European fishing vessels will need a licence to catch in UK waters from the end of December under Boris Johnson’s Brexit plan, it has emerged.
After fisheries negotiations stalled in Brussels last week, the UK Government has today published a draft of its demands in a bid to move the conversation forward ahead of the final round of talks on June 1.
The 11-page fisheries offer to the EU makes clear that the UK will be an independent coastal state by the end of the year and argues for a new relationship, similar to that between the EU and Norway, based on the principle of zonal attachment.
The document states that the UK will ensure the “continued sustainable and rational management of the fish stocks” but makes clear the vehicle for that will not be the common fisheries policy.
“Each party shall manage its own fisheries independently and may take such measures in its relevant waters as it considers appropriate to ensure the rational and sustainable management of fisheries”, the UK legal text states.
We believe agreement is possible if flexibility is shown.”
To manage future disagreements, the UK has suggested the establishment of an EU-UK “fisheries co-operation forum”.
The forum would manage, monitor, control and enforce on issues relating to fisheries.
On enforcement, the UK has made clear that “any vessel granted access to fish in the relevant waters of the other party must obtain an authorisation and a licence”.
The text also makes clear that the fisheries agreement between the UK and EU can be suspended, with two years’ notice, if there is a dispute that cannot be resolved.
Cabinet Office minister Michael Gove, speaking in the Commons this afternoon, said he believed an “agreement is possible if flexibility is shown”.
He said: “The discussion last week underlined that a standard comprehensive free trade agreement alongside other key agreements on issues such as law enforcement, civil nuclear and aviation, all in line with the political declaration, could be agreed without major difficulties in the time available.
“There remain, however, some areas where we have significant difference of principle, notably on fisheries, governance arrangements and the so-called level playing field.
“The EU essentially wants us to obey the rules of their club even though we’re no longer members and they want the same access to our fishing grounds as they currently enjoy, while restricting our access to their markets.
“It remains difficult to reach a mutually beneficial agreement while the EU maintains such an ideological approach.
“But, we believe agreement is possible if flexibility is shown.”
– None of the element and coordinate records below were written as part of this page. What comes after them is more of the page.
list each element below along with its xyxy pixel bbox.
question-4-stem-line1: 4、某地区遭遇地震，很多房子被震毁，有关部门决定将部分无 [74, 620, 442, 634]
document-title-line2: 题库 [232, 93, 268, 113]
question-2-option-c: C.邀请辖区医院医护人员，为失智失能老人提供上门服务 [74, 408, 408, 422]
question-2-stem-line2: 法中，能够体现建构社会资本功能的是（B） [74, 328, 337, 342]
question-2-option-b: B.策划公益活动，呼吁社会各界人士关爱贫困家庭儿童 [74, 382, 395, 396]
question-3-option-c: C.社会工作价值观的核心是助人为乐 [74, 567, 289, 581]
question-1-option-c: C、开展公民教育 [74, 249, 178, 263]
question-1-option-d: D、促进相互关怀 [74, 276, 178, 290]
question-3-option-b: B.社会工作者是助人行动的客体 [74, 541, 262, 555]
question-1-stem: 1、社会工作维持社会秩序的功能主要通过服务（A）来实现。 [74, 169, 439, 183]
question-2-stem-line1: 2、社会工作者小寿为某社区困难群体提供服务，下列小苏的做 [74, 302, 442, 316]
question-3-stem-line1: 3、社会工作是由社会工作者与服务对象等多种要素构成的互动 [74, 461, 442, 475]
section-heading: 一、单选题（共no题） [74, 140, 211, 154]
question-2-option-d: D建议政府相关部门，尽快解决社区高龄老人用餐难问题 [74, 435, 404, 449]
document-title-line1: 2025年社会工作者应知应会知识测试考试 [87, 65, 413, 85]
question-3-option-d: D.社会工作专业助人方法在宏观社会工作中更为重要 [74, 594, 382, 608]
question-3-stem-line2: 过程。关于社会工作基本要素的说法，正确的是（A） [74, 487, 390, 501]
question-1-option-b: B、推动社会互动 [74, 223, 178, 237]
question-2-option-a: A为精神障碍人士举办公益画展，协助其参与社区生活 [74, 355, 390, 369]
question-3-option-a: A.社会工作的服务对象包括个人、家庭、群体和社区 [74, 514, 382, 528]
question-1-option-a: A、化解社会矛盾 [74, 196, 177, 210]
Scottish constitution secretary Michael Russell said, with the pandemic, the UK Government needed to ask for a two-year Brexit delay.
He said: “People in Scotland will be utterly dismayed that the UK Government is pressing ahead with these complex negotiations when all their efforts should be focused on tackling the current unprecedented crisis.
“Last week’s negotiating round again failed to progress the most difficult issues. This makes it more urgent than ever that the UK Government asks for a two year extension to the current transition period to avoid the the disaster of no-deal in just over seven months’ time.”
As well as fisheries, the texts also include plans for trade, aviation, energy, law enforcement and judicial cooperation.